Toby H. Rose, MD, FRCPC, is the deputy chief forensic pathologist of the Ontario Forensic Pathology Service and works at the Provincial Forensic Pathology Unit in Toronto. Dr. Rose received a bachelor of science degree and a doctor of medicine degree from the University of Saskatchewan, and trained in anatomical pathology at the University of Toronto. She is a fellow of the Royal College of Physicians and Surgeons of Canada in anatomical pathology, a Diplomate of the American Board of Pathology in both Anatomical and Forensic Pathology, and assistant professor of Laboratory Medicine and Pathobiology at the University of Toronto. She has performed more than 5,000 medicolegal autopsies and has given expert testimony in courts in Ontario, Nova Scotia, and Nunavut. Dr. Rose is an investigative coroner for homicides and criminally suspicious deaths in Ontario.

Caitlin Pakosh

Caitlin M. Pakosh, HBSc, JD, has been working as case management counsel of Innocence Canada (formerly known as AIDWYC) since 2012 and is responsible for managing the Association’s cases across Canada. She obtained her honours bachelor of science degree, specializing in forensic anthropology and earning a minor in biology, from the University of Toronto Mississauga in 2008. Her undergraduate thesis, which examined the decomposition of dismembered pig limbs enclosed in plastic bags and submerged in Lake Ontario, was conducted during her internship with the Toronto Police Service Marine Unit and published in the Journal of Forensic Sciences in 2009. Ms.
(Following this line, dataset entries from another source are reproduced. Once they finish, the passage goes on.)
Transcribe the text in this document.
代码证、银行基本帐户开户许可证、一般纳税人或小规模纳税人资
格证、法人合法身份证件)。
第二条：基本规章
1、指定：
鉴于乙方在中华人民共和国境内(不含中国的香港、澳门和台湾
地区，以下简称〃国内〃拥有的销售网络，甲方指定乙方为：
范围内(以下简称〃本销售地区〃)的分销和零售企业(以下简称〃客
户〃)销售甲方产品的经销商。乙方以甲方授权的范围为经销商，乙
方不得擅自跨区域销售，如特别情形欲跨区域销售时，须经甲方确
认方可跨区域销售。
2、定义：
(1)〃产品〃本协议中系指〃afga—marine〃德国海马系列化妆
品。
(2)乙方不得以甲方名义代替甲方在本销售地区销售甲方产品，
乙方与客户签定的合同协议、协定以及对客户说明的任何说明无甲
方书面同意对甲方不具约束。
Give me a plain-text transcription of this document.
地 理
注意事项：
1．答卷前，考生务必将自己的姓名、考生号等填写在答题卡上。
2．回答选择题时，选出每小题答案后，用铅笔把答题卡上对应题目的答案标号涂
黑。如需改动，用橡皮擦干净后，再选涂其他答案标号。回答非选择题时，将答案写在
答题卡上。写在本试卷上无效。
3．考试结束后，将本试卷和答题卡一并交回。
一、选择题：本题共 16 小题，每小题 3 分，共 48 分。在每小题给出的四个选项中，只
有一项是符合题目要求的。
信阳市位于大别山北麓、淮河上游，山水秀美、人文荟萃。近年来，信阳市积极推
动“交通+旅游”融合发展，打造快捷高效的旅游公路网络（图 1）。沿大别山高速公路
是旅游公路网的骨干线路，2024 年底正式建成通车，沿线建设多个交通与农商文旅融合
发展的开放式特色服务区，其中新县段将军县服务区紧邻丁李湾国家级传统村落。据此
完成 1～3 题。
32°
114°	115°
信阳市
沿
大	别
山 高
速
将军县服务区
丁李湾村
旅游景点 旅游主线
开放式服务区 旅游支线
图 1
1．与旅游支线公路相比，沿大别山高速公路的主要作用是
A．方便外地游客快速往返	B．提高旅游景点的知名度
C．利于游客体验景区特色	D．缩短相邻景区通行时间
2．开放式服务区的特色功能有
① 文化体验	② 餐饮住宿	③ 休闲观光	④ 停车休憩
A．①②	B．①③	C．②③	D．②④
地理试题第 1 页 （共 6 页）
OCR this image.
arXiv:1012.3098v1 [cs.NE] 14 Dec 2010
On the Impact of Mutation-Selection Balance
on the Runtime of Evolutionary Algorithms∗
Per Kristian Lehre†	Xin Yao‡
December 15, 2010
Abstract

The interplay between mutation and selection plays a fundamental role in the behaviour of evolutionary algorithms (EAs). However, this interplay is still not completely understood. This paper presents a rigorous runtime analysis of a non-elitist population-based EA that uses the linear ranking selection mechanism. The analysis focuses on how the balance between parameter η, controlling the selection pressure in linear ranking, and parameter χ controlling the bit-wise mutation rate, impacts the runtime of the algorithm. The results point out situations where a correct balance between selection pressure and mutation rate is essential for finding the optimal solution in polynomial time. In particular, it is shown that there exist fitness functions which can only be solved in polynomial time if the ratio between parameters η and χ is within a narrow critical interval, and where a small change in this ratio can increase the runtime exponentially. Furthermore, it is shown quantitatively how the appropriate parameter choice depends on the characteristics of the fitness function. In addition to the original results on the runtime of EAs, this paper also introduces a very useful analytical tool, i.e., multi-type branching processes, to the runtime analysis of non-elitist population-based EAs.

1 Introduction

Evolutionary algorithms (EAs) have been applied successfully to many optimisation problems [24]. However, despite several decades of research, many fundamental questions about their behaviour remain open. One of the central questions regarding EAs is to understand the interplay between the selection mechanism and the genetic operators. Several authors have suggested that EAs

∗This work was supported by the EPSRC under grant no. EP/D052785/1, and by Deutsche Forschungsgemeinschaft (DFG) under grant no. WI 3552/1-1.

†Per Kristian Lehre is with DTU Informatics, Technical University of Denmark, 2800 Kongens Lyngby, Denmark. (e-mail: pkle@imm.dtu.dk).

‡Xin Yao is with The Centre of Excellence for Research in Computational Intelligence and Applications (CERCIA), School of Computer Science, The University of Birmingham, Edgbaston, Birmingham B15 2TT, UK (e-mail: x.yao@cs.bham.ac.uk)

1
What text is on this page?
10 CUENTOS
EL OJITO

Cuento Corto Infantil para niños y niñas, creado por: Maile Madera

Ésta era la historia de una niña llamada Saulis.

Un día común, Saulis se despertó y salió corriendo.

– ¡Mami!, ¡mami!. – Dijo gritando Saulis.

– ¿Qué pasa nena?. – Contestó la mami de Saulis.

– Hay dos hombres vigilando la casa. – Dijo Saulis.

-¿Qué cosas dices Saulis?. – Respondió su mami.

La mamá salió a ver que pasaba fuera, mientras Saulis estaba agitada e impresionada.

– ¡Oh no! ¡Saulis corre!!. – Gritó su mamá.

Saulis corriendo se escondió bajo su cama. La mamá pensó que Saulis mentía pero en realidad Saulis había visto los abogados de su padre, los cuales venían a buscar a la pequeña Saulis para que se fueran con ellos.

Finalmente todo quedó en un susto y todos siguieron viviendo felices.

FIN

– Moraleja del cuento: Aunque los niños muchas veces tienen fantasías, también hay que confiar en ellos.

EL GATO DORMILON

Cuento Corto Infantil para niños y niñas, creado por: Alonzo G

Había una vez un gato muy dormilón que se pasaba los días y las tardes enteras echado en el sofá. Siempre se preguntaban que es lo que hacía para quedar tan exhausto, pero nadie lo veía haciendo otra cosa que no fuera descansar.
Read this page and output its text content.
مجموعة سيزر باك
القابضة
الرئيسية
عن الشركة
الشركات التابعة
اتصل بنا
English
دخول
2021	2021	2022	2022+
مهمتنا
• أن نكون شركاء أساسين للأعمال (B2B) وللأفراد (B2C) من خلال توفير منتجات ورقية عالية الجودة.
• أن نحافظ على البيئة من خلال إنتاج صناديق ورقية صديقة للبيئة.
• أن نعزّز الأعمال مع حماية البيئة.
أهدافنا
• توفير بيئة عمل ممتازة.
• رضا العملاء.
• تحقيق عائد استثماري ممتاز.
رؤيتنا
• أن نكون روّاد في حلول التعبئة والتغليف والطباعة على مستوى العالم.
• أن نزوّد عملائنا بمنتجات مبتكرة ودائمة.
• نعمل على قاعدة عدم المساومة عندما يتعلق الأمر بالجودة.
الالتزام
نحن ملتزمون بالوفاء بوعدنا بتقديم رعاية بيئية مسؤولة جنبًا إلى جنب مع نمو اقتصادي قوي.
Pakosh obtained her Juris Doctor degree from the University of Calgary in 2011. She has appeared in the Court of Appeal for Ontario and has worked on intervener and appellate cases that have appeared at a variety of levels of court, including the Supreme Court of Canada, as well as ministerial review applications. Since 2013, Ms. Pakosh has cross-examined forensic science students in annual mock trials at the University of Toronto Mississauga, where students practise being expert witnesses. She is a member of the Criminal Lawyers’ Association and the National Association of Criminal Defense Lawyers. She is also an associate member of the American Academy of Forensic Sciences and the Canadian Society of Forensic Science.